Tuesday, May 15, 2012

Growth movement

Watching an introduction session to Grace School of the Bible, Jordan said, “The issue in the ministry is to present every person you minister to as perfect. It’s to bring them to the place of being thoroughly and completely equipped to function as a member of the Body of Christ.

“The Bible’s got a lot to say about growing and becoming established in the faith. Eph. 4:11 says, ‘And he gave some, apostles; and some, prophets; and some, evangelists; and some, pastors and teachers.’

“How else is the Body of Christ going to be built up and edified? It’s through the work of the ministry. How’s it going to be carried on? By perfected saints. It’s the only way.

“The Word saturates you. It produces growth. Ministry comes as the result of spiritual growth. You know what happens when you grow? You begin to move.

“I remember down in Alabama we’d sit out on a hot August evening on an 80-acre field, out front of the farm house we lived in, and my wife and I would just relax out there. It’d be hot and we’d be fanning and trying to get cool in the evening.
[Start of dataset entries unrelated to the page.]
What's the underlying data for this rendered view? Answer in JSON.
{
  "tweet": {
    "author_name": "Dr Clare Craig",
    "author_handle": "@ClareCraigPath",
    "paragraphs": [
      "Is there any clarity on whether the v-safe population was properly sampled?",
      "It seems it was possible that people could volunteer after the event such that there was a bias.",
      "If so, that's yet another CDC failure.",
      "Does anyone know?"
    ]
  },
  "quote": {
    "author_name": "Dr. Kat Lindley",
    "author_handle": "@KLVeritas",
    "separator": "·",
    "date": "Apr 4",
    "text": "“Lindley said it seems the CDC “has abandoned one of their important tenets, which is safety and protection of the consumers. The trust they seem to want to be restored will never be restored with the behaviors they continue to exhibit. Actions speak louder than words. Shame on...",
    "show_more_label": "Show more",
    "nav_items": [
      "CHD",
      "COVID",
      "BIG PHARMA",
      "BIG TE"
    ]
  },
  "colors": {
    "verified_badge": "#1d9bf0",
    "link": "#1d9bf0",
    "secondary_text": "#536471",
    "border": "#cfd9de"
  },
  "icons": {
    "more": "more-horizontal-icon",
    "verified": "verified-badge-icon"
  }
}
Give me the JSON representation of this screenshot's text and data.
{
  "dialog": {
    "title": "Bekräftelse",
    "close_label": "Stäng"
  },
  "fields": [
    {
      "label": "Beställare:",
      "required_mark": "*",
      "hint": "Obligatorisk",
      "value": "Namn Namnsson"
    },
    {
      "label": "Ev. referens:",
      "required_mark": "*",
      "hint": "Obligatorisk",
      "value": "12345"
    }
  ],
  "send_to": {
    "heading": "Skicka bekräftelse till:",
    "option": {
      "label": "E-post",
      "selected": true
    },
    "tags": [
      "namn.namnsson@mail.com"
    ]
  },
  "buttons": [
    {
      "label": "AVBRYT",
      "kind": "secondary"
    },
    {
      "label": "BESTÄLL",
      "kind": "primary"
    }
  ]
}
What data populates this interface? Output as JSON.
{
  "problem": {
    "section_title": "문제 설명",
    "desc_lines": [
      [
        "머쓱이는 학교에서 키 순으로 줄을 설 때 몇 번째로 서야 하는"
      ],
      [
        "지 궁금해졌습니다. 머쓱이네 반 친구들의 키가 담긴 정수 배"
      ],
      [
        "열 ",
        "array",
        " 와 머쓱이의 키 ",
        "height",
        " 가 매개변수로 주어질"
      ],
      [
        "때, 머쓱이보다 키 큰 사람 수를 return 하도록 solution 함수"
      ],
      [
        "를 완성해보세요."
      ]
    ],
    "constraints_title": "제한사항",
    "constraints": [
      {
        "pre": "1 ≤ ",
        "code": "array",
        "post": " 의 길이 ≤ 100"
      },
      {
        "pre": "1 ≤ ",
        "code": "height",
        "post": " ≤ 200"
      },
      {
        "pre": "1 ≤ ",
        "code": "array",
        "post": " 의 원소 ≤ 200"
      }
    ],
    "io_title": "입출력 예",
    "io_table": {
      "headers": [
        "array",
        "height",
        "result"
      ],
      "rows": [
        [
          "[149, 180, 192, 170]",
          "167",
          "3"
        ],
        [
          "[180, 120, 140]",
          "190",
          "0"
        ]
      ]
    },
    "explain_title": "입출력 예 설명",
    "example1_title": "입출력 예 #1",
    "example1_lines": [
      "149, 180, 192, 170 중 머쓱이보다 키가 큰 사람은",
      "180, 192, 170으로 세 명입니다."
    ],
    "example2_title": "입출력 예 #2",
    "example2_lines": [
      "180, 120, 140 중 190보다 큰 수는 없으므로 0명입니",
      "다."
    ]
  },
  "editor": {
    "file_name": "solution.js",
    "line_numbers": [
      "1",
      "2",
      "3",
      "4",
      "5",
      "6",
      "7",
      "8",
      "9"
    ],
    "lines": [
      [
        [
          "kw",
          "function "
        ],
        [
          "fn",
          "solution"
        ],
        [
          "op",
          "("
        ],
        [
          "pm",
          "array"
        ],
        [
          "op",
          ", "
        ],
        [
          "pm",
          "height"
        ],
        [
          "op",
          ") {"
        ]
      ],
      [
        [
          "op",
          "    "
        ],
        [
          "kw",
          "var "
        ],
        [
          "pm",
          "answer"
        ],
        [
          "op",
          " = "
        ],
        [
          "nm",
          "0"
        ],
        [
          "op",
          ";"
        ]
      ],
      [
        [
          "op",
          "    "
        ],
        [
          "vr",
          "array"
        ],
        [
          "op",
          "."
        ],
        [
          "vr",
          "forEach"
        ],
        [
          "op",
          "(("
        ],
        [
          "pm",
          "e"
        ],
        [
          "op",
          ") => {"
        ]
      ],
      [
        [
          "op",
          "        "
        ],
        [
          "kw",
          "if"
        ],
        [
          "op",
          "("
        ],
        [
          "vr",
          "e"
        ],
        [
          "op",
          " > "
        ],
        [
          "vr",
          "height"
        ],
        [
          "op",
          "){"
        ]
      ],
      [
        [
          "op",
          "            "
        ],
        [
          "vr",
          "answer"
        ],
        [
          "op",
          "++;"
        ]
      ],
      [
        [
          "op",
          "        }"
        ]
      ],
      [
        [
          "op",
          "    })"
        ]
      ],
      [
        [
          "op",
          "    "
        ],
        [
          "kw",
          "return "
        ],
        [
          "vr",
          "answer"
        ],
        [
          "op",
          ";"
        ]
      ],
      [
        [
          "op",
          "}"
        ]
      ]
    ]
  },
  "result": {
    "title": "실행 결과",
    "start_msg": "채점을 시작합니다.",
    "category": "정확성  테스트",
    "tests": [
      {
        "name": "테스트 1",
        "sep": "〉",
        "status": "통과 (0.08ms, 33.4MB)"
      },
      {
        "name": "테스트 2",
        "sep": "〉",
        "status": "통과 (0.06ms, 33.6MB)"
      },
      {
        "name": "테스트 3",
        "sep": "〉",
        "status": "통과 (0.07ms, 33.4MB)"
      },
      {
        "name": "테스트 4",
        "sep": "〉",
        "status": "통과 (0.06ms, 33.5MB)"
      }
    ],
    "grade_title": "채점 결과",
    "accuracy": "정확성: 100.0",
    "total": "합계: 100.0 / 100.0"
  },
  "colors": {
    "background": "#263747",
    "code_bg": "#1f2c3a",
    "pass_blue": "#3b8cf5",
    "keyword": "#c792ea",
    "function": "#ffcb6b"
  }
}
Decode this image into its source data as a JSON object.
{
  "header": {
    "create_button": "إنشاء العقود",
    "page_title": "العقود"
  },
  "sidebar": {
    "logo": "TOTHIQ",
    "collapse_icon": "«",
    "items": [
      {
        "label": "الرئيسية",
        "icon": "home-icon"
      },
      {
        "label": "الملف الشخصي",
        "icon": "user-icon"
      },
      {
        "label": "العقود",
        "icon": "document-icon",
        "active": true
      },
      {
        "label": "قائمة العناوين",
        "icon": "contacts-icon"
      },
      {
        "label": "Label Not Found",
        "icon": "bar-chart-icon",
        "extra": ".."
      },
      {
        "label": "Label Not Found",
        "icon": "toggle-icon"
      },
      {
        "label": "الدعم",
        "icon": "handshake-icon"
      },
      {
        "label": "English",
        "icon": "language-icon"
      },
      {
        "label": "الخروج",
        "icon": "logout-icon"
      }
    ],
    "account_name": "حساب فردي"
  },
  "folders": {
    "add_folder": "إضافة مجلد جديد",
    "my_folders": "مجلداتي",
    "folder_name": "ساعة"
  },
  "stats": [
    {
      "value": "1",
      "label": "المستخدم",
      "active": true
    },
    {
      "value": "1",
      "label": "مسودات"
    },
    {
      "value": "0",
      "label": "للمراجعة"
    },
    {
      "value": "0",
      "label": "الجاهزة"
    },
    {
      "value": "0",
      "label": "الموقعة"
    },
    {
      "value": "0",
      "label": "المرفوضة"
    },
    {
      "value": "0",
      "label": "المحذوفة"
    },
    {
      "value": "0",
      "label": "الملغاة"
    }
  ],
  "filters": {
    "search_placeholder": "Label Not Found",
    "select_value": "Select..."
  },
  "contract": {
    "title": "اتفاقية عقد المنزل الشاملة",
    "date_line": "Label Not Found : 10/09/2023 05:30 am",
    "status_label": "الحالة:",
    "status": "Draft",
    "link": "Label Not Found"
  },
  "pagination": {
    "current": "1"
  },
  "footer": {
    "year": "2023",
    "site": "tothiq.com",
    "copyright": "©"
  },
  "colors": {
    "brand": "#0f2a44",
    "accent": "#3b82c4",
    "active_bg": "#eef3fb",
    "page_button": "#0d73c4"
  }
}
“About every third year, Mr. Adams on that farm, he planted corn and I always hated it when he did. You ever heard corn grow? You’d sit out there in the August night heat and hear it pop. It sounded like popcorn going off. It was those stalks expanding. You were literally hearing it grow as it stretched.

“When you grow there’s movement. As you grow spiritually, momentum and movement follows and it increases. The way to get people to go do the work of the ministry is to get them to grow up because that movement and activity and work will be a natural byproduct.

“Romans 15: 14 is my heart’s desire, to be able to say this about myself and about those people to whom and with whom I minister, and if I had a verse I wanted to say about you coming out of the School it would be Romans 15:14.

“We’ve made a commitment to follow Paul. If I want the work of the ministry to be done, I’ve got to produce some perfected saints who the doctrine then goes and motivates to do the work of the ministry.

*****

“Back in the early ’70s I sat down in a little farmhouse out in the Autauga County, Ala. (it wasn’t even a city) out in the middle of nowhere, 17 miles from the nearest town. I’d been through high school and college and been through Bible school, and then I went up in those woods in that territory and started a church and got involved with a local ministry.

“I lived in a house trailer on the farm with my wife. All three of my kids were born there. We had enough money to go to town three times a week. Two of them were on Sunday. One of them was on Monday to buy $10 worth of groceries for the week and any of the rest of the time I wanted to go in I had to hitchhike. I went back and forth many times just that way.

“But I had a lot of time to study. And after about six months of that out there in those woods I realized I didn’t know what in the world I was doing! I said, ‘Lord, I’ve been to school, I’ve learned everything they taught me in school. I read all the time. I’m just taking stuff in and I don’t have any idea what I’m doing! I can tell you what every theologian said that’s been published, and I know what all the Neo-orthodox’s say and Neo-evangelicals; I know what they all say, but I don’t know what to do!’

“And I said, ‘Paul said perfected saints do the work of the ministry. I desperately want to know how to be a perfected saint.’

“That’s when I began to find the design in Paul’s epistles for it. I spent seven years of my life working this stuff through.”